People v. Sneath & Arnold
Before: Shafter
Synopsis
Appeal from the District Court, Sixth Judicial District, Sacramento County.
The facts are stated in the opinion of the Court.
By the Court,
Shafter, J. This is an action to recover a tax on personal property levied by the City of Sacramento on the 23d day of June, 1863. The complaint alleges, amongst other things, that the property assessed was within the city limits at the date of the assessment; that it belonged to the firm of “ Sneath & Arnold,” and that it Avas valued at thirteen thousand two hundred and fifty dollars. The answer avers that the firm of Sneath & Arnold was dissolved on the 1st day of January, 1863, and that since that time it has neither owned nor possessed any personal property in Sacramento. The trial was [614]by the Court, and judgment was entered on the findings against Arnold alone. The appeal is from the judgment and from an order overruling the motion of Arnold for a new trial.
The Court has found that the firm was dissolved as alleged in the answer, and that at the date of the assessment there was no personal property in the city possessed by or belonging to the defendants jointly. But it is also found that Arnold at the date of the assessment had in his possession and was the owner of personal property of the value named in the assessment.
First. It is insisted that the assessment was illegal and void for the reason that it was on “ personal property ” in bulk, without any more minute description of the character of the property.
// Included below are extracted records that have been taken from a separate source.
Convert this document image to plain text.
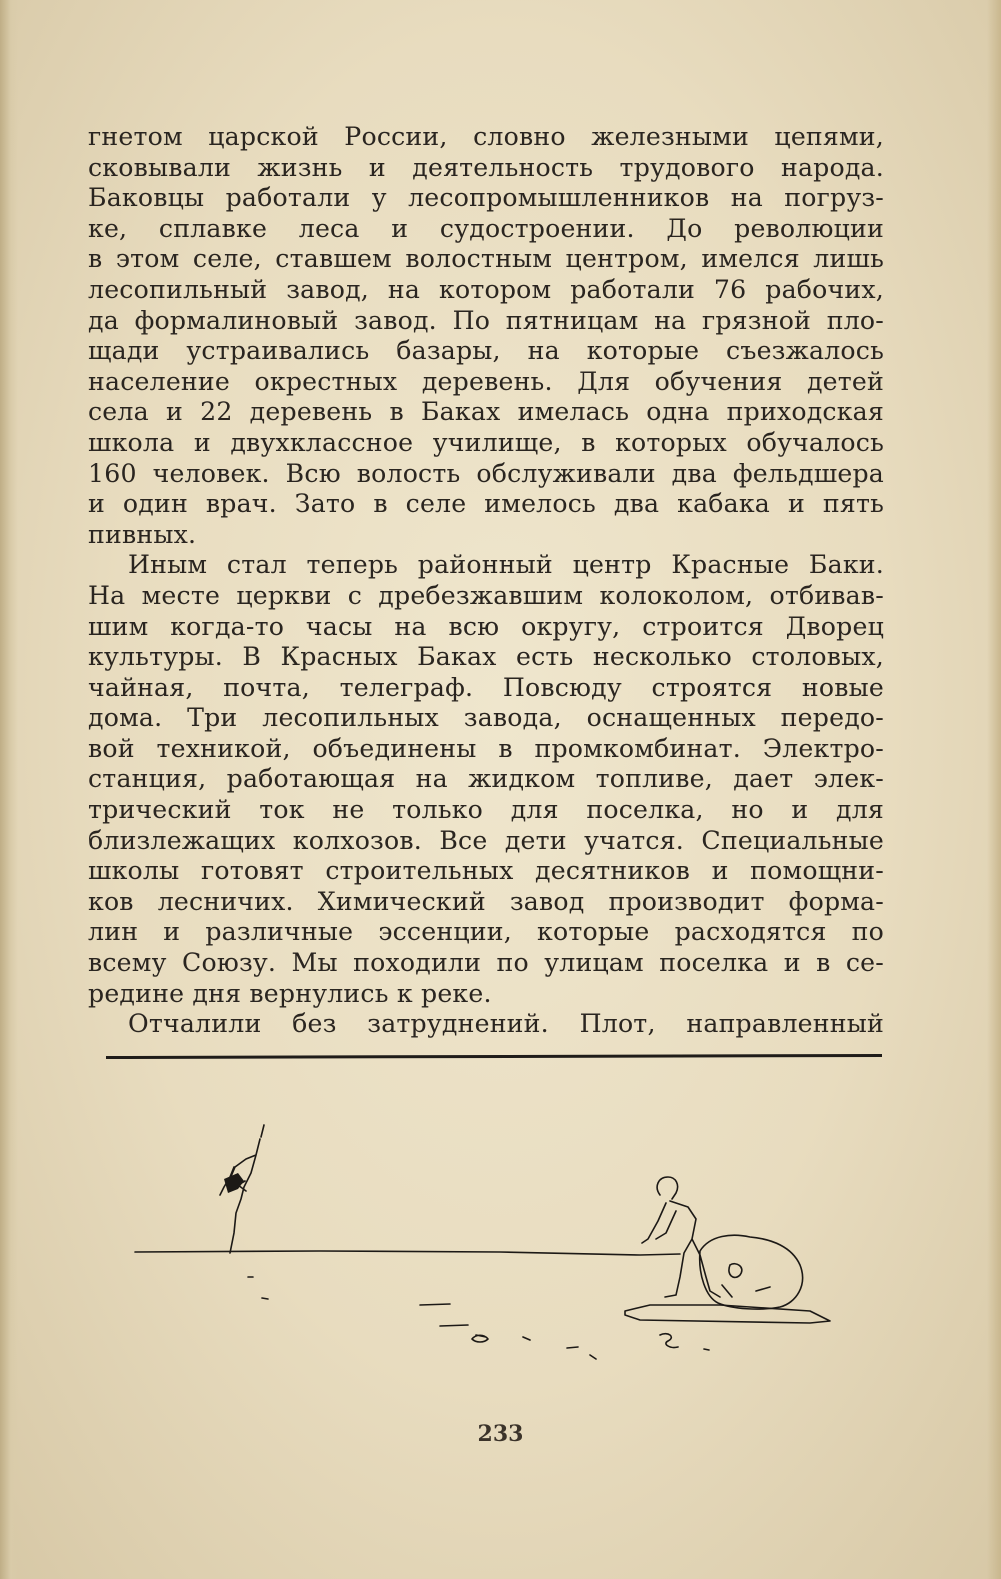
гнетом царской России, словно железными цепями,
сковывали жизнь и деятельность трудового народа.
Баковцы работали у лесопромышленников на погруз-
ке, сплавке леса и судостроении. До революции
в этом селе, ставшем волостным центром, имелся лишь
лесопильный завод, на котором работали 76 рабочих,
да формалиновый завод. По пятницам на грязной пло-
щади устраивались базары, на которые съезжалось
население окрестных деревень. Для обучения детей
села и 22 деревень в Баках имелась одна приходская
школа и двухклассное училище, в которых обучалось
160 человек. Всю волость обслуживали два фельдшера
и один врач. Зато в селе имелось два кабака и пять
пивных.
Иным стал теперь районный центр Красные Баки.
На месте церкви с дребезжавшим колоколом, отбивав-
шим когда-то часы на всю округу, строится Дворец
культуры. В Красных Баках есть несколько столовых,
чайная, почта, телеграф. Повсюду строятся новые
дома. Три лесопильных завода, оснащенных передо-
вой техникой, объединены в промкомбинат. Электро-
станция, работающая на жидком топливе, дает элек-
трический ток не только для поселка, но и для
близлежащих колхозов. Все дети учатся. Специальные
школы готовят строительных десятников и помощни-
ков лесничих. Химический завод производит форма-
лин и различные эссенции, которые расходятся по
всему Союзу. Мы походили по улицам поселка и в се-
редине дня вернулись к реке.
Отчалили без затруднений. Плот, направленный
233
By the eleventh section of the Act incorporating the City of Sacramento, passed April 25th, 1863, (Acts 1863, p. 415,) it is provided that “the manner of making the assessments and roll shall be the same as is described by an Act entitled an Act to provide revenue for the government of this State, approved May 17th, 1861.”e By the sixth subdivision of the twentieth section of the Act referred to, it is provided that no further description of personal property need be given in the assessment roll than that furnished by a statement of its value, and the name of its owner or owners.
The case of People v. Holladay, 25 Cal. 300, cited for the respondents, was an action to collect a delinquent tax under the Act of 1861, entitled “An Act to legalize and provide for the collection of delinquent taxes in the counties of this State,” and the Act is limited by the first section to taxes assessed for the fiscal years ending March 1st, 1859, 1860 and 1861. (Statutes 1861, p. 471.) The decision in the case of People v. Holladay is therefore inapplicable to this.